Size of the Scan Fleet
The key question is: How many files can one EC2 instance scan per day/minute? Unfortunately, the time to scan a file depends heavily on file size, type, and content.
We used the following workload with real-world files to gain performance insights:
- File size: ~5MB
- File types: pdf, png, jpeg, mp3, xlsx, docx, pptx, key, zip, tar.gz;
- File content: real-world files, not generated
We measured that one m5.large EC2 instance scans:
- Powered by Sophos®: ~400,000 files per day.
- Powered by ClamAV®: ~20,000 files per day.
Keep in mind that your mileage may vary. Scanning a 5 MB PDF can take 0.1 to 5 seconds, depending on the number of pages and the content of the pages (images versus text). Excel sheets can take 10 seconds, while images take only 0.1 seconds.
We highly recommend measuring scan times for your workload during the 14-day free trial! Learn how to run a performance test.
To calculate your EC2 instance needs, use the following formula:
Number of files per day / Files one EC2 instance can scan per day
Assuming you want to scan 100,000 files per day and your performance test resulted in a throughput of 20,000 files per day, you will need
100,000 / 20,000 = 5 EC2 instances. This number is helpful for pricing estimation.
But that is only half of the truth. Files likely arrive at a different rate during the day. You might see peaks during business hours and idle periods during the night. The following graph shows the number of EC2 instances running over the day.

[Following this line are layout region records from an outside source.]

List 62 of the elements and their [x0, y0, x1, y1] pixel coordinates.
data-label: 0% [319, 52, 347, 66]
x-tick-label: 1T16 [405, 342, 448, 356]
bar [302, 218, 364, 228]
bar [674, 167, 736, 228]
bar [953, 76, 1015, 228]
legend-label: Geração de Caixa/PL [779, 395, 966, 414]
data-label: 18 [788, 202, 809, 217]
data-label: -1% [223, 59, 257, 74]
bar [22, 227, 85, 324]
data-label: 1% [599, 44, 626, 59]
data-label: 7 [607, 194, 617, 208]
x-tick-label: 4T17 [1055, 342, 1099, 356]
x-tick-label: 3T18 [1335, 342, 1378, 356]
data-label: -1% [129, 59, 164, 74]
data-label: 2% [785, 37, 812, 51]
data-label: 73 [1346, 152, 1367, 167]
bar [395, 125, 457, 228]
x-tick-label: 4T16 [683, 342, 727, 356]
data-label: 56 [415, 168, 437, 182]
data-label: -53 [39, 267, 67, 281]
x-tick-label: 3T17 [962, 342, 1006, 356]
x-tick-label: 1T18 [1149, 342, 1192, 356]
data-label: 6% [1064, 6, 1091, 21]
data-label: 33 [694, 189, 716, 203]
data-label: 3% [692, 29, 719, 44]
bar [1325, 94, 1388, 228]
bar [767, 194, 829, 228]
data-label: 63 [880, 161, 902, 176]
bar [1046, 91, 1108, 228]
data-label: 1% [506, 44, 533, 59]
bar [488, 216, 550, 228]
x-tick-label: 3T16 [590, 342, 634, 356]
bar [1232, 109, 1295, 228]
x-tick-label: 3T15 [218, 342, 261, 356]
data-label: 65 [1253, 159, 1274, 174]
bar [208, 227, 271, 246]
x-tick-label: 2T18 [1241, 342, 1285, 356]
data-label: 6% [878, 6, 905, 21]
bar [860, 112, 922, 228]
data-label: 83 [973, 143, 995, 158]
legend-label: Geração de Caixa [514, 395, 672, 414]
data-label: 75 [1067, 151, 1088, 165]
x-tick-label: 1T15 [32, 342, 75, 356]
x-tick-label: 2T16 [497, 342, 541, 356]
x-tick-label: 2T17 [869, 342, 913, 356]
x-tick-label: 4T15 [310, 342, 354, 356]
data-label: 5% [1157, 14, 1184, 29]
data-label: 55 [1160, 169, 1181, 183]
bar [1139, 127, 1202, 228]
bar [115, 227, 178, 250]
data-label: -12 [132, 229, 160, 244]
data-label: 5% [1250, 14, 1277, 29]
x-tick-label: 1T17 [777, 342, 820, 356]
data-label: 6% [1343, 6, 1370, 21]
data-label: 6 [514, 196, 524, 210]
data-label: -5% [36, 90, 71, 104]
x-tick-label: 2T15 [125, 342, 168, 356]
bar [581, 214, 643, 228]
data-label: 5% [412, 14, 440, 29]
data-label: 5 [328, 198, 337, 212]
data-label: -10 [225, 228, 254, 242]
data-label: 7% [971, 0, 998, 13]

The average number of EC2 instances is five, but we still need more at peak times. The good news here is that the bucketAV costs and the AWS infrastructure costs are mostly the same whether you run 5 EC2 instances for 24 hours or a more dynamic fleet that runs 5 EC2 instances on average. Therefore, we recommend setting the AutoScalingMaxSize configuration parameter to a higher number than what you calculate. Watch the Scan queue length and adjust the size if the queue grows over time.
EC2 instance type
We recommend running bucketAV on
m5.large instance types. Depending on your workload, you might benefit from larger instance types. The only way to figure that out is by running performance tests with your workload.
As a rule of thumb: large files (> 1 GB) benefit from larger instance types.
Remember that bucketAV costs and the AWS infrastructure costs are the same for running two m5.large EC2 instances versus one m5.xlarge EC2 instance.
Due to tight network bandwidth constraints, we don’t recommend the
t3a families in production environments.